Good luck with your decision.
Elisa
Thanks folks. As you may notice I have made a bit of decision around this. Whilst I will still post and vent about work generally, I will avoid stories of particular pupils...especially those whose situations could be easily recognised. Following on from this I have taken down the post you refer to Elisa.
I try not to mention work much. I only do it in a roundabout way and never say anything specific. Still, I've heard of a lot of people in Bestie's situation. I should probably limit even more than what I do, but i hate censoring myself.
Well, it sounds like you have made a decision. I don't talk about work because there isn't much to say. I'm a CPA...it's not too exciting. ;)
That's a tough one. We've such strict privacy laws in our schools, I'd most likely think twice before posting about students.
On the other hand, I think you do a good job of keeping everyone anonymous.
And - I enjoy your school stories.
i dont like people i dont know saying nasty things so if i limit myself then they dont really know me if they say nasty things. so far noone has on my blog so i'm lucky. also i want the opportunity to be able to say what the fuck i want so i try to stay pretty anonymous but am quite bad about it! depends what ure blog is for- cdvd could turn his into a career with music reviews, interviews and science stuff so his should be public so they can see the 'artist', mine i wanna talk about personal shit so it's easier to not be me online. yours, well i like seeing your pic and your kids are super cute and i think you're fine in your status as you dont reveal nasty things. me, i might wanna dump some issues i might have with a friend and i dont want them googling my name and finding me!
Sorry you have to censor yourself now....but wise to learn from someone else's situation and not have to repeat it yourself. Sorry to your Bestie for the ugly situation that befell her. Glad to hear she has landed solidly on both feet! And I think many of us have learned something through this discussion.
Elisa
Hmm.
No advice here, but it *is* my worst nightmare. I've gone to great lengths to hide my blogging life from my professional life because you just never know. And I think that's sad. Sad, but true.
(Thank you for your comments tonight, you made me very, very happy.) :)

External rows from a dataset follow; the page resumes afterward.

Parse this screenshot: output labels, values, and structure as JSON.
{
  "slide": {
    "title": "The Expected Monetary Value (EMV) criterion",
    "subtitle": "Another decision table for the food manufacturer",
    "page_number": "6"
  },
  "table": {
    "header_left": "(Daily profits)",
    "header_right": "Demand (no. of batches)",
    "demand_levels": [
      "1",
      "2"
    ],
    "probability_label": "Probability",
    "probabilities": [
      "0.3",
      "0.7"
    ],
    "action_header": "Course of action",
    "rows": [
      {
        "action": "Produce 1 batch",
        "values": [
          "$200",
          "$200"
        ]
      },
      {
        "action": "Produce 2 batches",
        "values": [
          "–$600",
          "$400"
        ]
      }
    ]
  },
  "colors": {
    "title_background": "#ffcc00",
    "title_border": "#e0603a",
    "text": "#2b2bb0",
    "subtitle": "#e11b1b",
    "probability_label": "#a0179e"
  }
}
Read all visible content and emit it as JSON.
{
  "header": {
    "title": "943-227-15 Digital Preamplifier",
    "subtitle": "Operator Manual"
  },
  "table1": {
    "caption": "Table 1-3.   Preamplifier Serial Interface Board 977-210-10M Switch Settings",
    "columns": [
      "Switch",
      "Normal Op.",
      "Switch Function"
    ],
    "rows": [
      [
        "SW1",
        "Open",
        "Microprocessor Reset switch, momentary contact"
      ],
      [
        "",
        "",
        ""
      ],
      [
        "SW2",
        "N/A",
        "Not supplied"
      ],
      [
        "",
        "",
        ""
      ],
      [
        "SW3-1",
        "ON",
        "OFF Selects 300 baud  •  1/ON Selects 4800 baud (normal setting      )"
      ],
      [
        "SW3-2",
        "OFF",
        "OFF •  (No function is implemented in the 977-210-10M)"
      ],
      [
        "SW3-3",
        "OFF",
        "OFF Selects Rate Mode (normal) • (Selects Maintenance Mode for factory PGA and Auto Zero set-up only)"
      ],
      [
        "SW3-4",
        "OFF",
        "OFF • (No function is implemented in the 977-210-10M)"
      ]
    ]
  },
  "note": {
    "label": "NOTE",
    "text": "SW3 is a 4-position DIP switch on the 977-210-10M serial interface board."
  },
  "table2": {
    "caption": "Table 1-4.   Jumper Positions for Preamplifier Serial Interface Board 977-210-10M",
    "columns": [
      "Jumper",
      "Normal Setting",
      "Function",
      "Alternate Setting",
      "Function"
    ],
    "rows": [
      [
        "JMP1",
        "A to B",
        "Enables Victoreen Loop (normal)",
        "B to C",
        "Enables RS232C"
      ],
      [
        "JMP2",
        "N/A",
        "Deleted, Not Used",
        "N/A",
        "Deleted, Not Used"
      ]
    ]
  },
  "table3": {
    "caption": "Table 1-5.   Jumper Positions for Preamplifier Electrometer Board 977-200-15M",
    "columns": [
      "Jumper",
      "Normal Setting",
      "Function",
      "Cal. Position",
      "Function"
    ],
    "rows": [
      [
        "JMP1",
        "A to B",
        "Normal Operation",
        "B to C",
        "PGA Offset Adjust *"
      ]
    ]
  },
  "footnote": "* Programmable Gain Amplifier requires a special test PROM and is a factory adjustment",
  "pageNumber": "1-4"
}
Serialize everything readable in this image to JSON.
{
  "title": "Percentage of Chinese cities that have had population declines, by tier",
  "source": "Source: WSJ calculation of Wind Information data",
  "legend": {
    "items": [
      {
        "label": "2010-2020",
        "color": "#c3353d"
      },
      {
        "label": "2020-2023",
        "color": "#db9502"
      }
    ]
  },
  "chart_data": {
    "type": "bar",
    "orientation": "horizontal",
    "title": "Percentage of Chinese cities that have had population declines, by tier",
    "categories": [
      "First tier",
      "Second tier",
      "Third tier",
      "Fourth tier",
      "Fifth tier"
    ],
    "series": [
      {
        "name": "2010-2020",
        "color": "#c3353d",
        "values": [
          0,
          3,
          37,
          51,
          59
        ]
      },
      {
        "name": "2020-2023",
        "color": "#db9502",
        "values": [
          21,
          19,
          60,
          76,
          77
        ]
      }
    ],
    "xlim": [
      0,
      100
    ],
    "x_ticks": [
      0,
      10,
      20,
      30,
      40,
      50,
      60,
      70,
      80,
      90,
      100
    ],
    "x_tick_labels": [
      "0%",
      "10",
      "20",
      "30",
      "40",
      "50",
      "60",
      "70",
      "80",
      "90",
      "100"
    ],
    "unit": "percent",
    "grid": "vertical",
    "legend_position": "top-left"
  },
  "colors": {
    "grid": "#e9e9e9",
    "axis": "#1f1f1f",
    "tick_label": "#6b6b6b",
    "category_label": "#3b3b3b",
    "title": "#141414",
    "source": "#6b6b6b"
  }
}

It's obvious from the comments that this is an issue that requires some thought. I was unlucky - and worked in a highly politicised environment which made the negative consequences of a minor indiscretion rather more serious than anyone would have expected. But it just goes to show that you can't be too careful. Good intentions don't make you safe ... and you never really know who's watching.
It's a shame that the experience has put me off blogging (understandably!) but rest assured that I will not give up writing altogether. I'm saving it all up for a book ... when I retire!
You do a great job at keeping your stuff anonymous, but I have wondered what would happen if one of your students or their parent happened upon your blog and saw your picture there. I think, because you do share stories of your students, I would probably take down the picture in the sidebar. Even though you never share names or anything, people can be VERY touchy about their kids.
I sometimes wish I had kept things a little more anonymous as well. I've found out someone did a background check on me recently, and have also had some people looking up specific photos of my son repeatedly. It's a little creepy and makes me kind of want to give up blogging altogether.
I'm guessing you decided to keep the picture up and write less about work? That's hard. I don't work but I do write about my family for my family. I probably wouldn't write much about the extended family's affairs knowing that they might be reading. I'm guessing that might be about the same thing. I have to right to write about my own but discretion would exercised if I go beyond that.